Lilypie

Thursday, May 7, 2009

A Living Testimony ....

It is a funny thing that just when I was leaving, suddenly so many problems cropped up. It makes me more adamant that my decision to move is right! I was still having mixed feelings, but after what happened the past couple of weeks (or more), I am more determined in my decision. I have not officially resigned though, since I only received the appointment letter from the other company two days ago, and I have yet to read through everything.

After the lesson learnt in a previous stint, I now scrutinize the appointment letter thoroughly, to ensure everything is in black and white and no loopholes or grey areas whatsoever! I probably care less now about the work I have and the problems I am facing, with some of the more “peculiar” people around.

Still, even if I am leaving, I rather leave in a good state rather than a bad state. I still need referees for future employment, just in case! If I am to leave with a “bang”, then all chances of reference will be gone, and this is a good company on my resume where prospective employers are concerned. Although the new company I am going to will be even bigger, but not many have actually heard of it, whereas my current company is more popular in name.

Somehow an analogy came to my mind. I have made comparisons of finding a job as finding a life partner. The process is rather similar. The only difference is a job is just a job, whereas a life partner, a family, is there for life. So if you are unhappy in your job, you can still change and find a better suited one, whereas for a life partner, once you made the choice, you just have to stick with it and make things work.

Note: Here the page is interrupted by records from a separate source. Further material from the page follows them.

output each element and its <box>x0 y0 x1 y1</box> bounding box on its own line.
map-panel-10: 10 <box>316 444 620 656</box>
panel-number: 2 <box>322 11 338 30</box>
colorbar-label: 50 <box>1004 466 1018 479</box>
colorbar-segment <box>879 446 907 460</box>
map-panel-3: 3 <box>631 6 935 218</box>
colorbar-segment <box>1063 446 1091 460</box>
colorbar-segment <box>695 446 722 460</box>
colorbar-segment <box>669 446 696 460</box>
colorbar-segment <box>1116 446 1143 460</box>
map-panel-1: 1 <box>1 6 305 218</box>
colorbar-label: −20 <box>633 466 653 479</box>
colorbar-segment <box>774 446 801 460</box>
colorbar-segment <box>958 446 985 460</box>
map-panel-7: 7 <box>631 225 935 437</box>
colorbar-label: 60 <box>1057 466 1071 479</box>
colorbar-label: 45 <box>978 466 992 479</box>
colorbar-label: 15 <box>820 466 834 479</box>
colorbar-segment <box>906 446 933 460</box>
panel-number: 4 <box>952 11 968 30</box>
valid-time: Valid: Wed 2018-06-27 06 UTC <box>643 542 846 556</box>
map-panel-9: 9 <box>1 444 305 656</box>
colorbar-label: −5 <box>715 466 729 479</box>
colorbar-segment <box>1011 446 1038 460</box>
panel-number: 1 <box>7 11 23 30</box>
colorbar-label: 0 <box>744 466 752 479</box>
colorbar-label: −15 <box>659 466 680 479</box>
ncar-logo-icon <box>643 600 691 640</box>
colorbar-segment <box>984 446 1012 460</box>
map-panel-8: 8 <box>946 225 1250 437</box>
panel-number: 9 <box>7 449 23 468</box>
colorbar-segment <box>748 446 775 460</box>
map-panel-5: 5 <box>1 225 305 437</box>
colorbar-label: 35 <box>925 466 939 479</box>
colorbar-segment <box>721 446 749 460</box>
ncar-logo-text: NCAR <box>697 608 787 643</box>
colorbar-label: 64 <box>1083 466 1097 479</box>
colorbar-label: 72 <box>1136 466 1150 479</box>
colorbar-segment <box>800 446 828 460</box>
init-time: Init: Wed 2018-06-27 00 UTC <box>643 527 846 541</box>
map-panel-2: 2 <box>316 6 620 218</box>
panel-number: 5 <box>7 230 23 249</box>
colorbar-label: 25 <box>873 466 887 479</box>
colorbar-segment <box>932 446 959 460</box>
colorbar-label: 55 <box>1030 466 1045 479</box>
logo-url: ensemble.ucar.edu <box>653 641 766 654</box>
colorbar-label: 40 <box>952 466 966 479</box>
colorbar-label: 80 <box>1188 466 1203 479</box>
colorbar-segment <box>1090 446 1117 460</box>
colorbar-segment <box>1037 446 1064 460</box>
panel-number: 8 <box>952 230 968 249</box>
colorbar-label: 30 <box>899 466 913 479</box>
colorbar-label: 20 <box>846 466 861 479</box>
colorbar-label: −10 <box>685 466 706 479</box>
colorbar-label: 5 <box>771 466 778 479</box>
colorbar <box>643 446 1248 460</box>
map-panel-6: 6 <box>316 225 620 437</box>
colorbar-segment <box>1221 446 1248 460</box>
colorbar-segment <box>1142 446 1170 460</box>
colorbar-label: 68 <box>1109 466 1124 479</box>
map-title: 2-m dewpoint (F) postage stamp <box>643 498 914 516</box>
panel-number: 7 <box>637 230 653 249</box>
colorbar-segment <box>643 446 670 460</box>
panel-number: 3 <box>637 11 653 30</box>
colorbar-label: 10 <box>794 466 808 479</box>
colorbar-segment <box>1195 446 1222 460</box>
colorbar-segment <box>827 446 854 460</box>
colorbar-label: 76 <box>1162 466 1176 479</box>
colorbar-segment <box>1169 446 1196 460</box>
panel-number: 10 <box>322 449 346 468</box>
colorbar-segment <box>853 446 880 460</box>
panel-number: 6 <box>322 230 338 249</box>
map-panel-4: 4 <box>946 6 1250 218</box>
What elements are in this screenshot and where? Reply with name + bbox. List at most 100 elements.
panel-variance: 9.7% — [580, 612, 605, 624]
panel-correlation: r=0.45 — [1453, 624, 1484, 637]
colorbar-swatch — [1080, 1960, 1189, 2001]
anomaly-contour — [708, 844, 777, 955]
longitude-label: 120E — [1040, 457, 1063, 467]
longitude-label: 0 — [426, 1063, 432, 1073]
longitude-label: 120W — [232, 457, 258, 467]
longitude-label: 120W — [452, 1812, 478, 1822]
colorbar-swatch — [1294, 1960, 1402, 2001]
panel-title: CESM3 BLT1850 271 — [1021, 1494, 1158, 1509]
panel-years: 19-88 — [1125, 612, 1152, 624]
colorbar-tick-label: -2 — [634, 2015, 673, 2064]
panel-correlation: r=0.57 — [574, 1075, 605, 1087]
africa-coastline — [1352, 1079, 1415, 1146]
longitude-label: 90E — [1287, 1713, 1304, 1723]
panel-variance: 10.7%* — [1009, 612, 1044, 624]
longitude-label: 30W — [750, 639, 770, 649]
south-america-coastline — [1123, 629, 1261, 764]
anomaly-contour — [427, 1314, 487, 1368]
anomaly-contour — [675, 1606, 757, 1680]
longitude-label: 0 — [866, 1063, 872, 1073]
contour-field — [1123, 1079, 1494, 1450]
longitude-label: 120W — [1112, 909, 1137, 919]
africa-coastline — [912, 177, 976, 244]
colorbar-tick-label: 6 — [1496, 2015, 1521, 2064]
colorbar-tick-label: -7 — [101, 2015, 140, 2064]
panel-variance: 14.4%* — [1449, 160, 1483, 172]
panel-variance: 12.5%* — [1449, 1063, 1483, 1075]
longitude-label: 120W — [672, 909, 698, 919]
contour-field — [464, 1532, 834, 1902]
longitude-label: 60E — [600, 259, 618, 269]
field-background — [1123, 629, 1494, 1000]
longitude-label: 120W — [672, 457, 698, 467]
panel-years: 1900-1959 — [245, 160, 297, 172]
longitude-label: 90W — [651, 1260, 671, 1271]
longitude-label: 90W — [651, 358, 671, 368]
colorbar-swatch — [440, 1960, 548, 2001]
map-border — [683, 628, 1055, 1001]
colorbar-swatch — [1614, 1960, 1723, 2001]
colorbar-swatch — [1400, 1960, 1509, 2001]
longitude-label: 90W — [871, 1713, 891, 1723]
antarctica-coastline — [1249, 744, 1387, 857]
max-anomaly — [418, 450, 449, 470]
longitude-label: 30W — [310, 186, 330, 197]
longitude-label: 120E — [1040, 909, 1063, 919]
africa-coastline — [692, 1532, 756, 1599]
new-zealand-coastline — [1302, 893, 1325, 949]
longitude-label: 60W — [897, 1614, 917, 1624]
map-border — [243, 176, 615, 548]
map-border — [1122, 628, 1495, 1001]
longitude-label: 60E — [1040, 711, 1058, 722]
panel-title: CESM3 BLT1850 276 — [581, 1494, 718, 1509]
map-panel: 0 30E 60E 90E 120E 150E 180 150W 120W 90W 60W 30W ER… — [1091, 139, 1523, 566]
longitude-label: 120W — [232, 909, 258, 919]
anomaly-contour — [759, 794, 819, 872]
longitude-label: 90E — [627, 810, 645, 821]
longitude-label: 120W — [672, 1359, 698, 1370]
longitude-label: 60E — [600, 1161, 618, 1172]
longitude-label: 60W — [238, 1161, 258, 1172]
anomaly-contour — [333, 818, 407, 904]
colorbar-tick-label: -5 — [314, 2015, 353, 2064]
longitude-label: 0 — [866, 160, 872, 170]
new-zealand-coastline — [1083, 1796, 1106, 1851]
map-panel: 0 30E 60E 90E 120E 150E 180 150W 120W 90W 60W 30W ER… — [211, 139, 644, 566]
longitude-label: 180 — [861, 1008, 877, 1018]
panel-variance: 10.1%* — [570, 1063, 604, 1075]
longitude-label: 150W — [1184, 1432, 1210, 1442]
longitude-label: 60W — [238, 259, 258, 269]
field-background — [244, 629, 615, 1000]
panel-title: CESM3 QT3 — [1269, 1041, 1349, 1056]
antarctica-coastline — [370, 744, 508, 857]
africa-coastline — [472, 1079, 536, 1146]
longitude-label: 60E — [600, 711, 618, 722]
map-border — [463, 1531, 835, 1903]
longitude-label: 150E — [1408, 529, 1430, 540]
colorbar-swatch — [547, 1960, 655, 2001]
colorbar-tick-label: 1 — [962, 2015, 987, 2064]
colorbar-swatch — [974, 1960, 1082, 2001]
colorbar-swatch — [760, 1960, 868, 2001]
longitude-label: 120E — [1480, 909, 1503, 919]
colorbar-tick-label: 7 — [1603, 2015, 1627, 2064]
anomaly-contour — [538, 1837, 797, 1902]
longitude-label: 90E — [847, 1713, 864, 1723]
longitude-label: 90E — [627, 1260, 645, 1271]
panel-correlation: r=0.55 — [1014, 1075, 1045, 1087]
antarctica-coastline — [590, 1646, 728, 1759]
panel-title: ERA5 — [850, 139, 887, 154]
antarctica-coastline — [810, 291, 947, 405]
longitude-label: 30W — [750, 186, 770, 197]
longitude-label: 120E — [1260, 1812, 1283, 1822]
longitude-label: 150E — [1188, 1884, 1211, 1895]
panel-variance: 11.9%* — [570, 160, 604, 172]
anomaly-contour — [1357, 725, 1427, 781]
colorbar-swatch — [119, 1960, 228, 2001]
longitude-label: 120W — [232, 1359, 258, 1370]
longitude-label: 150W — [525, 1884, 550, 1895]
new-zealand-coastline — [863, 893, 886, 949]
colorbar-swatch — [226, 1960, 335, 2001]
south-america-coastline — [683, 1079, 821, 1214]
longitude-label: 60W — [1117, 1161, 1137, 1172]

This new opportunity came at a very good time. I had been contemplating leaving since January last year, but for some reason I stuck on. I really have to thank God for it, because He showed me the signs :

1. When I wanted to leave in January last year, I was really lost and unhappy and went for a Novena session. A few days later, my previous boss spoke to me and persuaded me to stay on. How would he know? He is not a Christian and I have not indicated to anyone that I was thinking of leaving. The only explanation I could think up was that it was God telling me to stay on.

2. I got into some trouble around the end of June last year, and again thought I had to leave. But my then boss (a different one since I changed two bosses last year) spoke up and fought for me and I managed to retain my place. Later I realize he is a Christian. It may not mean anything, but I take it that I still have to stay on.

3. Being victimized at work and getting frustrated over the “interesting” people around (started end of June last year)

4. Being headhunted for a series of interviews at big established companies since last year (started August last year)

5. Was offered by a pharmaceutical multi-national corporation, but somehow the terms were not to my liking and I turned it down, and recently I heard the company underwent Merger and Acquisition and massive restructuring. Just imagine what would have happened if I did join them!

6. I have had interviews at very established companies, and there are a couple I really will not mind working for, but for some reason, even though the I thought the interview(s) went well, I was not offered in the end.

7. Problems started culminating the last couple of months. There was a lull in interviews until two weeks ago when I was called by another headhunter for another interview. This time round I did not think the interview went that well, but before I knew it, I was offered the job!

8. This came after I started attending cell group meetings and prayed for my job situation. I went for the retreat and submitted a prayer request for the problems I am facing at work. Within a few days, the new job offer came. Not just an offer, but an offer according to my terms!

9. Now that I am about to leave, more problems started coming, all the while making me firmly believe that the decision to move is right and I will have a better time in the next company.

To be honest, I have backslided for about a year. Ever since the fiasco with someone in 2007, I started wondering why my prayers never come true. I have been relatively down for a very long time (although I do not show it nowadays), but recently, I realize prayers do come true!

One just has to continue praying and God will yield his power when the right time comes. Thus I need not fret so much! I am now praying more fervently than before, hopefully when the time comes, other aspects of my life will fall into place too!